A suburb of Boston, of all places, has a vibrant example of a trend that the folks down on the bayou never saw coming: Viet-Cajun.
“This could easily be a crawfish boil in Cajun country, until you notice the spring rolls, fried rice, and coconut drinks. The 25-seat spot is the first to bring the growing Viet-Cajun food craze to Boston: Cajun cooking and crawfish served with a Vietnamese twist,” writes Denise Taylor of the Boston Globe.
Taylor’s piece on Brother’s Crawfish is a tidy little lesson in culinary history as well as a review: She quotes Jerald Horst, a fisheries expert and co-author of “The Louisiana Seafood Bible: Crawfish.”
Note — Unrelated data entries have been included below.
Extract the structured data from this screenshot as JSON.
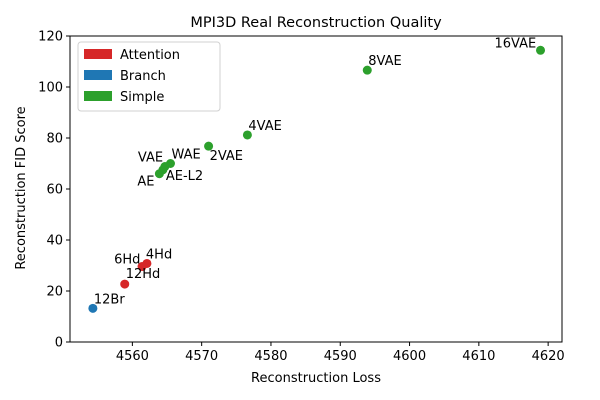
{
  "chart_data": {
    "type": "scatter",
    "title": "MPI3D Real Reconstruction Quality",
    "xlabel": "Reconstruction Loss",
    "ylabel": "Reconstruction FID Score",
    "xlim": [
      4551,
      4622
    ],
    "ylim": [
      0,
      120
    ],
    "xticks": [
      4560,
      4570,
      4580,
      4590,
      4600,
      4610,
      4620
    ],
    "yticks": [
      0,
      20,
      40,
      60,
      80,
      100,
      120
    ],
    "grid": false,
    "legend_position": "top-left",
    "legend": [
      {
        "name": "Attention",
        "color": "#d62728"
      },
      {
        "name": "Branch",
        "color": "#1f77b4"
      },
      {
        "name": "Simple",
        "color": "#2ca02c"
      }
    ],
    "points": [
      {
        "label": "12Br",
        "x": 4554.3,
        "y": 13.2,
        "group": "Branch"
      },
      {
        "label": "12Hd",
        "x": 4558.9,
        "y": 22.7,
        "group": "Attention"
      },
      {
        "label": "6Hd",
        "x": 4561.4,
        "y": 29.6,
        "group": "Attention"
      },
      {
        "label": "4Hd",
        "x": 4562.1,
        "y": 30.8,
        "group": "Attention"
      },
      {
        "label": "AE",
        "x": 4563.9,
        "y": 66.0,
        "group": "Simple"
      },
      {
        "label": "AE-L2",
        "x": 4564.4,
        "y": 67.5,
        "group": "Simple"
      },
      {
        "label": "VAE",
        "x": 4564.7,
        "y": 68.8,
        "group": "Simple"
      },
      {
        "label": "WAE",
        "x": 4565.5,
        "y": 70.0,
        "group": "Simple"
      },
      {
        "label": "2VAE",
        "x": 4571.0,
        "y": 76.8,
        "group": "Simple"
      },
      {
        "label": "4VAE",
        "x": 4576.6,
        "y": 81.2,
        "group": "Simple"
      },
      {
        "label": "8VAE",
        "x": 4593.9,
        "y": 106.6,
        "group": "Simple"
      },
      {
        "label": "16VAE",
        "x": 4618.9,
        "y": 114.4,
        "group": "Simple"
      }
    ]
  }
}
“The cuisine has roots in Louisiana, where Vietnamese immigrants who had been fishermen settled. The delta of south Louisiana is very much like the Mekong Delta geographically and natural history-wise. As they prospered in the fishing industry, the Vietnamese took land jobs, many as seafood retailers.”
Horst remembers that 35 years ago when he started in the business, most of the industry was in the hands of Sicilian market owners. Now, he says, its over 90 percent Vietnamese owners.
Taylor reports that Viet-Cajun places are springing up throughout the country, as far west as (of course) Las Vegas.
Prepare to salivate as you read this article, which moves into lyrical praise for the magic worked on crawfish when the traditional “mustard seed, coriander, bay leaf, dill, allspice, and a lot of cayenne” get shoved aside for the likes of “ginger, lime, lemongrass, or the salty fish sauce nuoc mam.”
As the late Hank Williams would have said, me-oh-my-oh.